Fransız imparatoru üçüncü Napolyon 1867’de açılacak olan
milletlerarası Paris sergisine şeref misafiri olarak Osmanlı Sultanını davet
etmişti. Ve Batı’ya giden ilk Osmanlı Sultanı Abdulaziz olmuştur. Bu seyahatte
bütün olup bitenleri günü gününe not eden İstanbul Şehremini (Belediye
Başkanı) Ömer Faiz Efendi’nin” RUZNAME’sinden çok kısa bir bölümü okuyucularımızın
bilgisine sunarak, geçmişimizle geleceğimiz arasında bir yorum yapma fırsatı
bulalım istedim. Bu seyahat sırasında Halil Paşa’nın “TÜRK YUMRUĞU” hadisesi
olmuş. Efendim, Paris’in bir semtinde, gezenleri eğlendirmek için konulmuş bir
dinamometre varmış. Kol kuvvetine güvenen aletin yanına geliyor, üstü kırmızı
çuha ile örtülü ve bir yay’a bağlı yuvarlağa bütün kuvvetiyle vuruyor,
yuvarlak bu vuruşla arkasında santimetrik taksimat olan tahta üzerine kayıyor,
hangi rakamı göstermişse, vuranın kuvveti ölçülmüş oluyor. Fransızlar,bu düzeneğe
“Türk kafası” adını vermişler. Sultan Abdulaziz, yanında bulunan Başyaver
Halil Paşa’ya dönmüş, eliyle dinamometreyi işaret ederek: “Haydi Halil. Göreyim
seni! Şunlara Türk kolunun kuvvetini göster”fermanını vermiş.

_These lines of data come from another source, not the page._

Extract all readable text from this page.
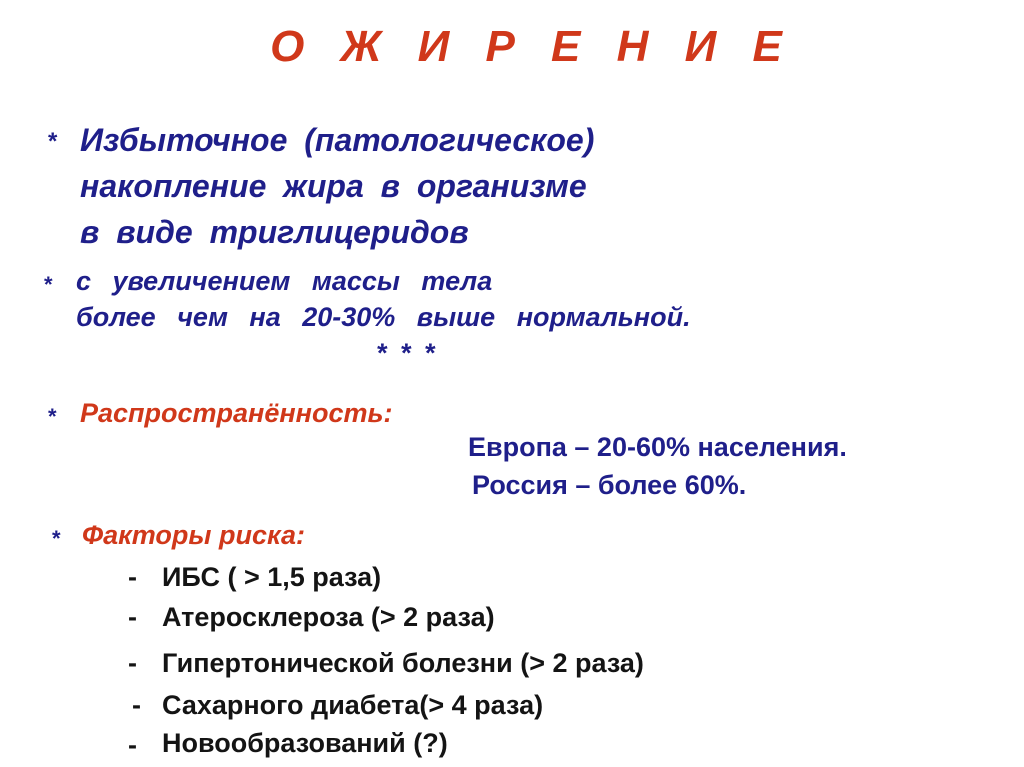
О Ж И Р Е Н И Е
* Избыточное (патологическое)
накопление жира в организме
в виде триглицеридов
* с увеличением массы тела
более чем на 20-30% выше нормальной.
* * *
* Распространённость:
Европа – 20-60% населения.
Россия – более 60%.
* Факторы риска:
- ИБС ( > 1,5 раза)
- Атеросклероза (> 2 раза)
- Гипертонической болезни (> 2 раза)
- Сахарного диабета(> 4 раза)
- Новообразований (?)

Pehlivan yapılı, aslan kuvvetli Halil Paşa, üzerindeki aviyesini
çıkarmış, yanaşmış dinamometreye.Yaradana sığınıp bir yumruk atınca, Fransız
kol kuvvetine göre yapılmış olan yuvarlak, mihverinden fırlayarak dinamometreyi
tuzla buz etmiş. Etrafta toplanmış olan o mahşeri kalabalık, ağızları açık
bitene bakarken, Başyaver Halil Paşa şöyle demiş: “Bu teteTurgue (Türk kafası
değil).Türk’ün kafasına vurulmaz.Bu ancak,te te europeenne(Avrupalı kafası)
olmalı ki, bir vuruşta dağıldı...”
Ve Ömer Faiz Efendi, Ruzname’sine şu cümleleri ekleyi
vermişti:”Ne olurdu hey Yüce tanrım! Şu muhteşem kol kuvveti kadar,Türk’ün
zeka ve kabiliyetle dolu kafasına da layık olduğu ilgiyi göstersek, kıymetini
bilebilsek. Okuyucularımızdan bir yorum daha yapmalarını rica ediyorum.